My Dunedin Itinerary

 

Sculptor Juliet Novena Sorrel is fascinated by the domestic space, and the seemingly contradictory experiences a home can offer of security and isolation.

Her three-dimensional sculptural work for Shanghai has been constructed from welded steel, brass mesh, ceramics and textiles, and includes representations of beds, chairs, leaves and figures.

The sculptures are constructed to be simultaneously flimsy and imposing. Large in scale, they nevertheless give the impression that a stiff breeze could knock them flat.

Sorrel calls them “fragile, towering formations”.

“I wanted to emphasise a sense of scale with small figures and exaggerated domestic forms, where figures are made insignificant by their environment,” she says.

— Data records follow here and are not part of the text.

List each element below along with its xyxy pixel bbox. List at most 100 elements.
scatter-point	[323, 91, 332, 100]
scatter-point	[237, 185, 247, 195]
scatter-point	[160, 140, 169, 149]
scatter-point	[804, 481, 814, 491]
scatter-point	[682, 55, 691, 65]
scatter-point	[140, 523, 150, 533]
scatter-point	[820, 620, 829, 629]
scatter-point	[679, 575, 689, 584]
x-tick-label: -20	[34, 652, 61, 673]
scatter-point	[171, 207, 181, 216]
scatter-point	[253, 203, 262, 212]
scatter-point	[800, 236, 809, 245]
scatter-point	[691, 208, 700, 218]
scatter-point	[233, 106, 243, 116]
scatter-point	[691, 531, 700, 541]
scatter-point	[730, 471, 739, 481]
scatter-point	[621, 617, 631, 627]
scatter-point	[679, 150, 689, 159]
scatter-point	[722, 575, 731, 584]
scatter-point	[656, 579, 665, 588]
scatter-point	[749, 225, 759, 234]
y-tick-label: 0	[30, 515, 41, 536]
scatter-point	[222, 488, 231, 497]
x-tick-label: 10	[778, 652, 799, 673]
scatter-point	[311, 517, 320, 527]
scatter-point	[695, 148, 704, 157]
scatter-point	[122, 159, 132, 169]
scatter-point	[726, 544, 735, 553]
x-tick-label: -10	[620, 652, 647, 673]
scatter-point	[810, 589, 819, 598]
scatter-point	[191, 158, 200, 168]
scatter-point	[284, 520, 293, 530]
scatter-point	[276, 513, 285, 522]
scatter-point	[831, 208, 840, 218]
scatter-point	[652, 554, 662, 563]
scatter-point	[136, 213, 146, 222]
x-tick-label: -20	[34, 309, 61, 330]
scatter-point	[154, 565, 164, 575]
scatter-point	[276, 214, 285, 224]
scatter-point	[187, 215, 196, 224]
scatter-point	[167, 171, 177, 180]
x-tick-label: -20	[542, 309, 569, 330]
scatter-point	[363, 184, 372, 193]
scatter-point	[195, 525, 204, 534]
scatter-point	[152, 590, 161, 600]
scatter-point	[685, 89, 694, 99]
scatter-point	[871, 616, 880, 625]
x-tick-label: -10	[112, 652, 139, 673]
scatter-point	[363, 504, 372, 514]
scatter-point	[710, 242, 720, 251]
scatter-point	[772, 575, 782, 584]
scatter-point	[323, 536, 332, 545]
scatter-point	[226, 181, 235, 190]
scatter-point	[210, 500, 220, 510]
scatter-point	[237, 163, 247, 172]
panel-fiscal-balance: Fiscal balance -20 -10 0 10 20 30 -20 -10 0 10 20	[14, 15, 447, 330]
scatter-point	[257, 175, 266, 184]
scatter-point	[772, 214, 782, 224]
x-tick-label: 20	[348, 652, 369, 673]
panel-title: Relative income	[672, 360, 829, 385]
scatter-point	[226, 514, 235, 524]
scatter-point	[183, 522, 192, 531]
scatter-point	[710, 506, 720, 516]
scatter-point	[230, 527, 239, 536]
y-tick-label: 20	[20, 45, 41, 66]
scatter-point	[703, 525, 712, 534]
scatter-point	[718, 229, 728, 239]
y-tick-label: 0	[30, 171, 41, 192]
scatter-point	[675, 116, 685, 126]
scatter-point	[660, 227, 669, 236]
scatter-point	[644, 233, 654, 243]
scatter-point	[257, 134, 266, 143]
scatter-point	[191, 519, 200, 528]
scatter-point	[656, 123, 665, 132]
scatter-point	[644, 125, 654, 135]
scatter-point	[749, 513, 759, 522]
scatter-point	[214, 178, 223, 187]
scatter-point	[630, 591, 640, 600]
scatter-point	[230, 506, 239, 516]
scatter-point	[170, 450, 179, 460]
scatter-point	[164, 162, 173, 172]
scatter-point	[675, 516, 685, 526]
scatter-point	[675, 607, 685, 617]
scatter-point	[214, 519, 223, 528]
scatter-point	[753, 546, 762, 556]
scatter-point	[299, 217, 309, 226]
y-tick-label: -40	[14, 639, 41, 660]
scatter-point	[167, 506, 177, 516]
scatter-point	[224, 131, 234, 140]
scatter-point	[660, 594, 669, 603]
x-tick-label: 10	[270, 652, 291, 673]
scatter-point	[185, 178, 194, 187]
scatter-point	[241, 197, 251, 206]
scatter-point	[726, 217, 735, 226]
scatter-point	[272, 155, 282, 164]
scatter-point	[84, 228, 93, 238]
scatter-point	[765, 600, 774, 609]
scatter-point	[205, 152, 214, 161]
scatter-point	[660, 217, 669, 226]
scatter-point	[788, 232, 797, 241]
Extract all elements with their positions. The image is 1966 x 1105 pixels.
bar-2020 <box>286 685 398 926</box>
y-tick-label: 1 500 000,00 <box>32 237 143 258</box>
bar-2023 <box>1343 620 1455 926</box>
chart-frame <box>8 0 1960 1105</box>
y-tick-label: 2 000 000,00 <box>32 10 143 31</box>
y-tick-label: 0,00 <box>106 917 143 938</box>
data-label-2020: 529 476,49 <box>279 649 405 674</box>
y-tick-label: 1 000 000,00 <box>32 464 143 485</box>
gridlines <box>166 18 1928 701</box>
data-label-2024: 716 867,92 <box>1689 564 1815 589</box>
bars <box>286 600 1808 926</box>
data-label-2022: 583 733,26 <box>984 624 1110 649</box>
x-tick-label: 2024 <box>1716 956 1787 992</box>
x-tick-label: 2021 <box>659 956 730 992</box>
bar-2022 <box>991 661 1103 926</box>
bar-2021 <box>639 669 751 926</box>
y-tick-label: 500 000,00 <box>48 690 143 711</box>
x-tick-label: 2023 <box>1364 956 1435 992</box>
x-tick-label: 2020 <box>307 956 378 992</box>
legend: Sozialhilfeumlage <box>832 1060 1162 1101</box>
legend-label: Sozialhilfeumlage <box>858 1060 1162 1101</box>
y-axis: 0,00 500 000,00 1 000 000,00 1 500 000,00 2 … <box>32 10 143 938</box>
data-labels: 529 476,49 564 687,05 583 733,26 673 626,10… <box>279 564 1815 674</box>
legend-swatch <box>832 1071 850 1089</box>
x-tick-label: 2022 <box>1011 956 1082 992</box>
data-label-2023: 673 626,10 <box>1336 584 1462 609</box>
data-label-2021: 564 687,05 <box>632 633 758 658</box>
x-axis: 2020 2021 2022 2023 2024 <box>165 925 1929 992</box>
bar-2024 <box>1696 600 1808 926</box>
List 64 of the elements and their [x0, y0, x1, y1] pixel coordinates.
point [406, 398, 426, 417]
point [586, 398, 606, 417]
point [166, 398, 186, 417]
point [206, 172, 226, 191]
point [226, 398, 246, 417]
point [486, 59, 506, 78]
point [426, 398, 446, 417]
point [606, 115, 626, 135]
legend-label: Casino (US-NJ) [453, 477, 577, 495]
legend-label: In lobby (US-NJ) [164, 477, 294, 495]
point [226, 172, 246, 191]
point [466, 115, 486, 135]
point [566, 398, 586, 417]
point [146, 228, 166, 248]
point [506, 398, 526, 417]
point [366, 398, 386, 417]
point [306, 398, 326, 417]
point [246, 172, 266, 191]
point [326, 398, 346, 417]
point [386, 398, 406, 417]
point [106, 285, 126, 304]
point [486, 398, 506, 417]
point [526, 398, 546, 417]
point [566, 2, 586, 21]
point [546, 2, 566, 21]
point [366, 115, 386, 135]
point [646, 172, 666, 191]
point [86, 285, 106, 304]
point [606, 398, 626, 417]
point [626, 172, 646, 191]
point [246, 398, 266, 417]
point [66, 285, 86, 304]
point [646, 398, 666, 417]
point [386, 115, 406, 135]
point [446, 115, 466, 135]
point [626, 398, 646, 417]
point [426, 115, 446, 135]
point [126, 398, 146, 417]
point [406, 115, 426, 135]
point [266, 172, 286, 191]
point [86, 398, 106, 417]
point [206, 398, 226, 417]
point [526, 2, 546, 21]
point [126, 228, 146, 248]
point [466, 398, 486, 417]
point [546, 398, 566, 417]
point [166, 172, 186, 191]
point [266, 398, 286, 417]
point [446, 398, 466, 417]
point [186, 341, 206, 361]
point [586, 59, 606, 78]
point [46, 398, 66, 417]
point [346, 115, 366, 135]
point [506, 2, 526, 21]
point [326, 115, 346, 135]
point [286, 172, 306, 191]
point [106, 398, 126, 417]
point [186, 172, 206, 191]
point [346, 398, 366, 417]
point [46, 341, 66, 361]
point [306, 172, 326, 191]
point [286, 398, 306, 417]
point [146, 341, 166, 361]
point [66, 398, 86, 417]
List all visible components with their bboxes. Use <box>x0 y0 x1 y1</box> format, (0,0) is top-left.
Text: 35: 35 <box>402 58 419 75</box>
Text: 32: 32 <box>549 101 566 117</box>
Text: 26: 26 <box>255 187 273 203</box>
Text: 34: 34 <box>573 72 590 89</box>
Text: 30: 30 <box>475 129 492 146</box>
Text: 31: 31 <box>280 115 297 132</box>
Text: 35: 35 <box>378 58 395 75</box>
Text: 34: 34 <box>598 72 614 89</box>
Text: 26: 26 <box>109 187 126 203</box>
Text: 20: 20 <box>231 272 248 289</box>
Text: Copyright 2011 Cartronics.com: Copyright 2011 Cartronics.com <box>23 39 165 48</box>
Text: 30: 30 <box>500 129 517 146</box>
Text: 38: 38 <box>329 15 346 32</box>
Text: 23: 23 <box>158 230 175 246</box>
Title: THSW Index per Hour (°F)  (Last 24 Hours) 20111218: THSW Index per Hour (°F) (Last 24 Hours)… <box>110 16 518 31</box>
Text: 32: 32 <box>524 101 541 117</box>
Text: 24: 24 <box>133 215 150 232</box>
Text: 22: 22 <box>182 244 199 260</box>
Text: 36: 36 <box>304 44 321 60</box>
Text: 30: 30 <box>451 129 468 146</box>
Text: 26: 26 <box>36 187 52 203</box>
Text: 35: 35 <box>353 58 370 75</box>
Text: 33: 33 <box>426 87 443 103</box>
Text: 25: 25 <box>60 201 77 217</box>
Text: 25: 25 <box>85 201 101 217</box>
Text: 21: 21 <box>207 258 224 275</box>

“ I am interested in the ways that we are shaped and influenced by our environment, whether it be domestic, urban or natural.”

“This work is a sculpture combining the imagery of domestic life and that of the natural world. It is a drawing taken into the third dimension exploring the limits of the use of line and drawing concepts.”

The use of contrasting materials in Sorrel’s sculptures are used to investigate the push and pull experiences that homes can present.

Homes can become cocoons for their inhabitants by offering the predictability and comfort of the day-to-day;  the same bed on which to lay your head, your favorite chair at the dining table -  your cups, your plates, your things.

But this notion of security relies on the “insecurity of isolation that can separate us from the outside world”, says Sorrel.

Shrouded by four walls, warmth and routines, choosing security always means giving something else up, and locking something else out.

“In our aloneness we are shrouded in a veil of subconscious thoughts which alter our perception of the world,” says Sorrel.

Sorrel, who is also renowned for her drawings, has been the artistic director of the Dunedin mid-winter carnival for the last 16 years, a festival which celebrates the peak of winter in the deep south of New Zealand, when the streets are slick with black ice.

Sorrel has also tutored in ceramics and print at the Southland Institute of Technology, as well as teaching  art to high school students.

Born in Central Otago,Sorrel is a graduate of the Dunedin School of Art Masters Programme.

As well as exhibiting her work around New Zealand, Sorrel frequently travels for inspiration and ideas. This year she has received a one-month artist’s residency on Stewart Island.